What does the underscore mean in the following regex?
[a-zA-Z0-9_]
The _
seems to make no difference so I don\'t understand the purpose
With the exception of character sequences ([.
, [:
, and [=
), range expressions (e.g., [a-z]
), and the circumflex in the beginning ([^
), every character inside a bracket expression means the character itself, just like that underscore.
As a side note, that expression is commonly represented by \w
(word character, ignoring unicode and locale), and is commonly used to define the set of characters that are allowed to be used in variable names.
It means to match the underscore character in addition to lowercase letters, uppercase letters, and numbers.
It means the underscore is also matched.
Regular expressions are documented in perlre. That's the place to check whenever you have a question about regular expressions. The Regular-Expressions.info site is very helpful too.
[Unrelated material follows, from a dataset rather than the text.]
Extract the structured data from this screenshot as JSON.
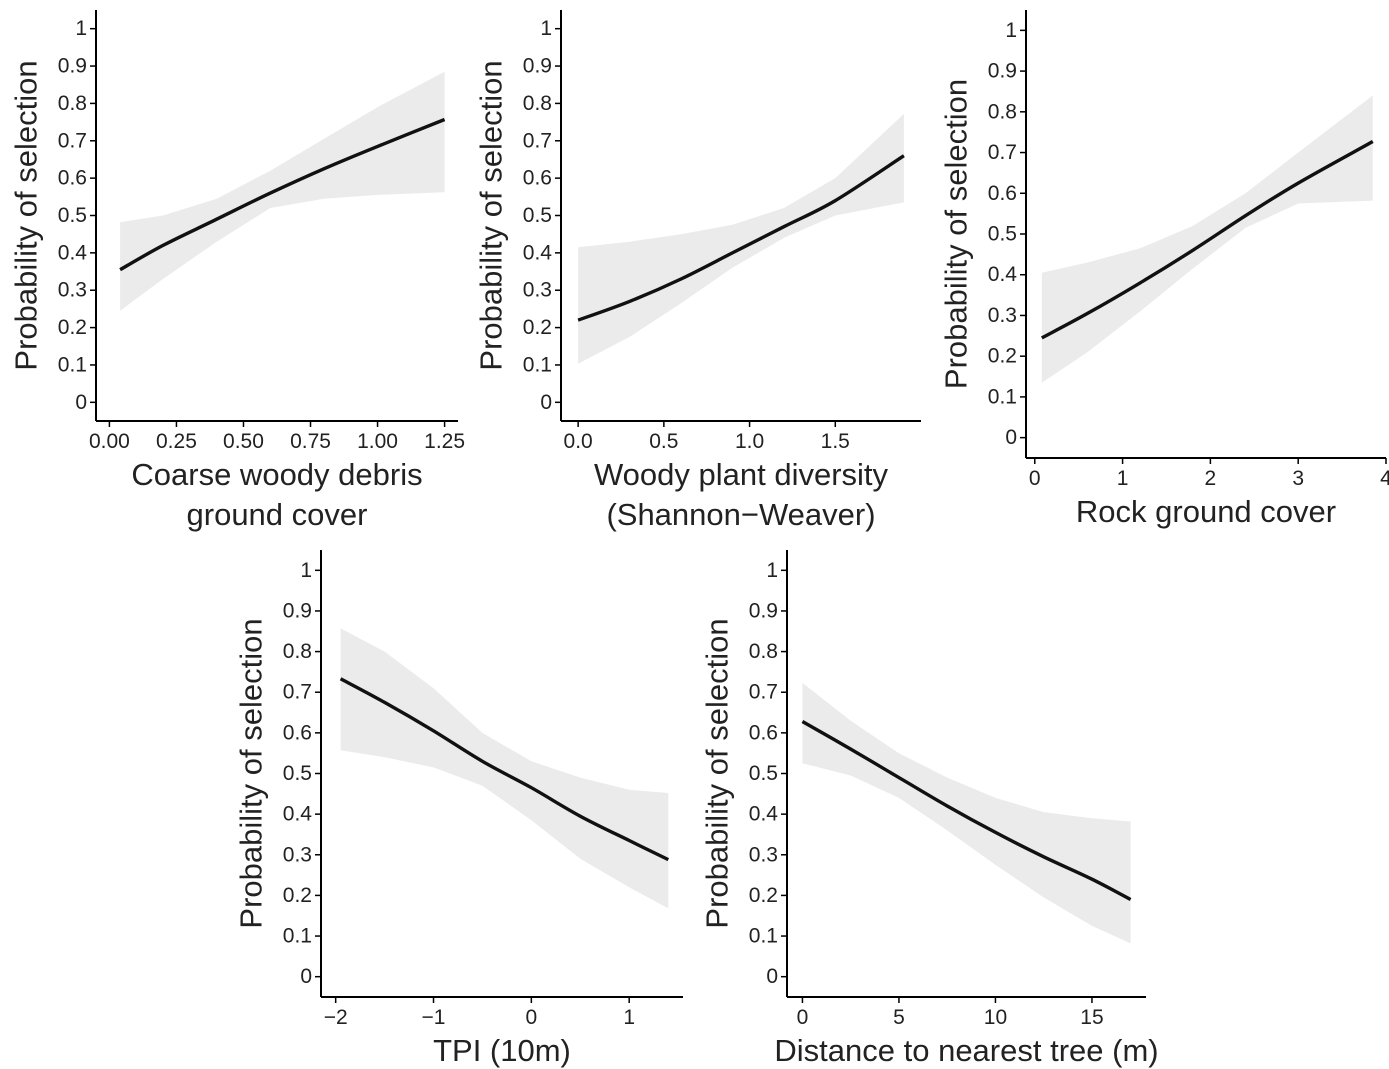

To get you started, the thing you are looking at is called a "character class". Any of the characters inside a character class can match.
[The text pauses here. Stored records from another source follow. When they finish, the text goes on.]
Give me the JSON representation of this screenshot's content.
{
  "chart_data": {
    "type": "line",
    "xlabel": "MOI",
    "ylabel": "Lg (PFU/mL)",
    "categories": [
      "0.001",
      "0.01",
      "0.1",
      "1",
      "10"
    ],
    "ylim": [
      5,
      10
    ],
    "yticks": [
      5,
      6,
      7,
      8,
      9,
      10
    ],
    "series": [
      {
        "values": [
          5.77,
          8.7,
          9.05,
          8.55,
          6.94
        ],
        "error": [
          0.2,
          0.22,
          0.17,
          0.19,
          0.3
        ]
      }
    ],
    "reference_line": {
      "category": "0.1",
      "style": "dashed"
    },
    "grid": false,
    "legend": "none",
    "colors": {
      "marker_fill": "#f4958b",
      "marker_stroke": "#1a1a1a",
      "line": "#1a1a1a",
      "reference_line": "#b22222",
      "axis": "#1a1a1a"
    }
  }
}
You can make a range of characters with the -
, so a-z
is any of the lowercase letters in that range. A-Z
are the uppercase letters and 0-9
are the digits. The _
is a literal underscore. Taken together those are the legal characters for a Perl identifier (variable names and so on). That's the \w
character class in the ASCII sense (and not the expanded Unicode sense).
People often use that to match a Perl variable name but there's a rule that people forget. The first character of a user-defined name has to be a letter or underscore (not a digit). That means that you should use a different character class for the initial letter:
[A-Za-z_][A-Za-z0-9_]*
The underscore means an underscore.